The endpoint prefix to relation id is optional, so this works as well:
juju run --unit mysql/1 "network-get --format yaml db -r 2"
Output:
bind-addresses: - macaddress: "" interfacename: "" addresses: - address: 10.136.107.33 cidr: "" ingress-addresses: - 54.237.63.211
Note that the ingress address is now set to the public address, since for this relation ingress will be from an external source:
juju run --unit mysql/1 "network-get --format yaml db -r db:2 --ingress-address"
Output:
54.237.63.211
The egress subnets for the remote unit are obtained using relation-get
. This
takes the name of the remote unit for which to get the relation data. When run
in a relation context, the remote unit is $JUJU_REMOTE_UNIT. Outside of a
relation context, we can use relation-list
to get the remote unit (for this
example there is only one):
juju run --unit mysql/1 "relation-get -r db:2 egress-subnets \`relation-list -r db:2\`"
Output:
69.193.151.51/32
To get the ingress address of the remote unit.
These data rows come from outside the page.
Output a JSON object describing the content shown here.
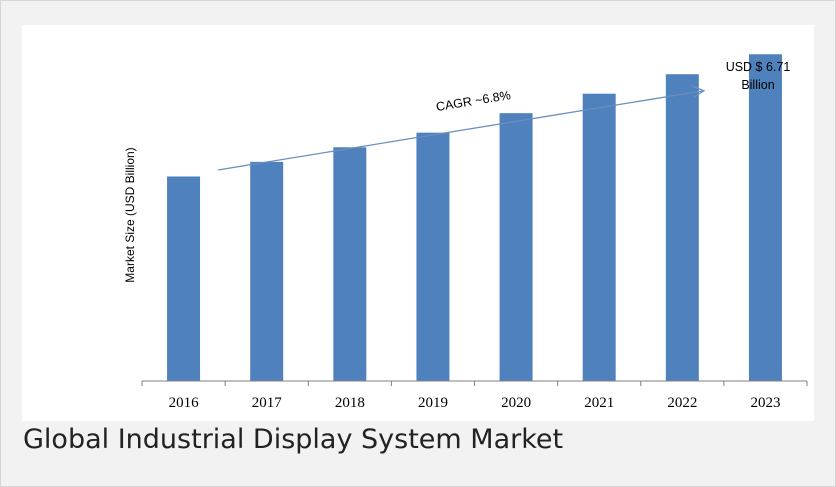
{
  "caption": "Global Industrial Display System Market",
  "chart_data": {
    "type": "bar",
    "title": "",
    "xlabel": "",
    "ylabel": "Market Size (USD Billion)",
    "categories": [
      "2016",
      "2017",
      "2018",
      "2019",
      "2020",
      "2021",
      "2022",
      "2023"
    ],
    "values": [
      4.2,
      4.5,
      4.8,
      5.1,
      5.5,
      5.9,
      6.3,
      6.71
    ],
    "ylim": [
      0,
      6.9
    ],
    "bar_color": "#4f81bd",
    "grid": false,
    "legend": "none",
    "annotations": {
      "cagr": "CAGR ~6.8%",
      "last_value_line1": "USD $ 6.71",
      "last_value_line2": "Billion"
    }
  }
}
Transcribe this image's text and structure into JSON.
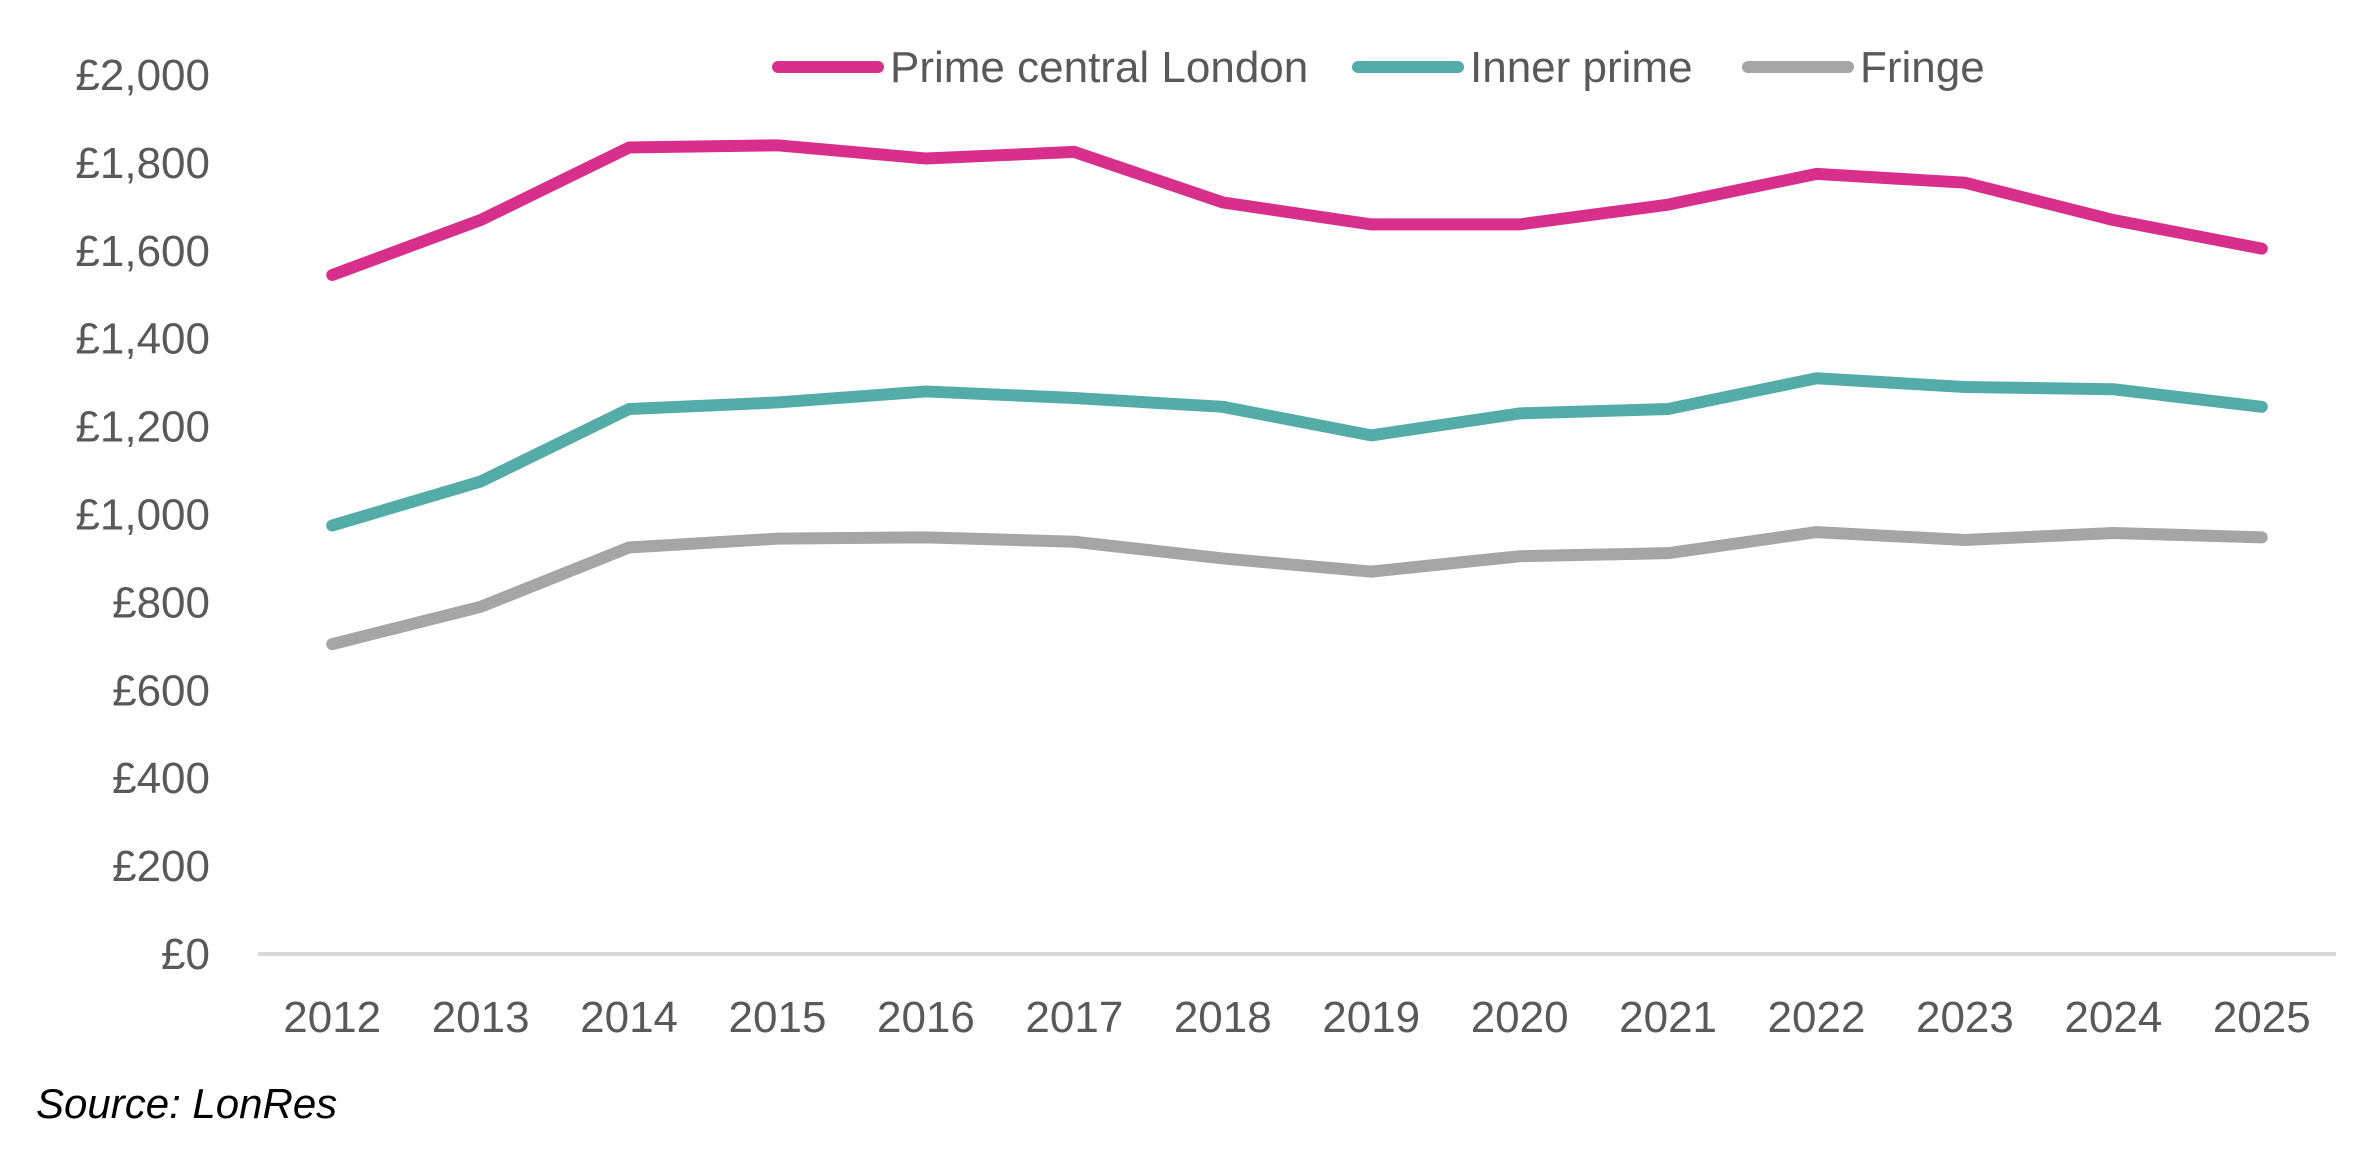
{
  "chart_data": {
    "type": "line",
    "title": "",
    "xlabel": "",
    "ylabel": "",
    "x": [
      "2012",
      "2013",
      "2014",
      "2015",
      "2016",
      "2017",
      "2018",
      "2019",
      "2020",
      "2021",
      "2022",
      "2023",
      "2024",
      "2025"
    ],
    "ylim": [
      0,
      2000
    ],
    "yticks": [
      0,
      200,
      400,
      600,
      800,
      1000,
      1200,
      1400,
      1600,
      1800,
      2000
    ],
    "ytick_labels": [
      "£0",
      "£200",
      "£400",
      "£600",
      "£800",
      "£1,000",
      "£1,200",
      "£1,400",
      "£1,600",
      "£1,800",
      "£2,000"
    ],
    "grid": false,
    "legend_position": "top",
    "series": [
      {
        "name": "Prime central London",
        "color": "#D82F8C",
        "values": [
          1545,
          1670,
          1835,
          1840,
          1810,
          1825,
          1710,
          1660,
          1660,
          1705,
          1775,
          1755,
          1670,
          1605
        ]
      },
      {
        "name": "Inner prime",
        "color": "#54ACA8",
        "values": [
          975,
          1075,
          1240,
          1255,
          1280,
          1265,
          1245,
          1180,
          1230,
          1240,
          1310,
          1290,
          1285,
          1245
        ]
      },
      {
        "name": "Fringe",
        "color": "#A5A5A5",
        "values": [
          705,
          790,
          925,
          945,
          948,
          938,
          900,
          870,
          905,
          912,
          960,
          942,
          958,
          948
        ]
      }
    ]
  },
  "source": "Source: LonRes",
  "colors": {
    "axis_line": "#D9D9D9",
    "tick_text": "#595959"
  }
}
Because the test model is using a local LXD cloud, we only get a 10.x.x.x address; ingress from an AWS cloud to a local LXD cloud isn't supported in this case, but the example illustrates how a charm can get the ingress address of the remote unit:
juju run --unit mysql/1 "relation-get -r db:2 ingress-address \`relation-list -r db:2\`"
Output:
10.200.103.121
On the model hosting mediawiki:
juju run --unit mediawiki/0 "relation-get -r 0 - mysql/1"
Output:
database: remote-8193c748ad3c4f6382c7baeb44dcb2f3 egress-subnets: 54.237.63.211/32 host: 10.136.107.33 ingress-address: 54.237.63.211 password: dahlahbouchoose private-address: 54.237.63.211 slave: "False" user: sieyaijeediohie
Note the correct ingress-address is given to allow mediawiki to know how to reach mysql in the offering model. As we retain private-address for backwards compatibility.
So long as charms evolve to use these new primitives to access the key address values, they will work in both cross model and non cross model scenarios.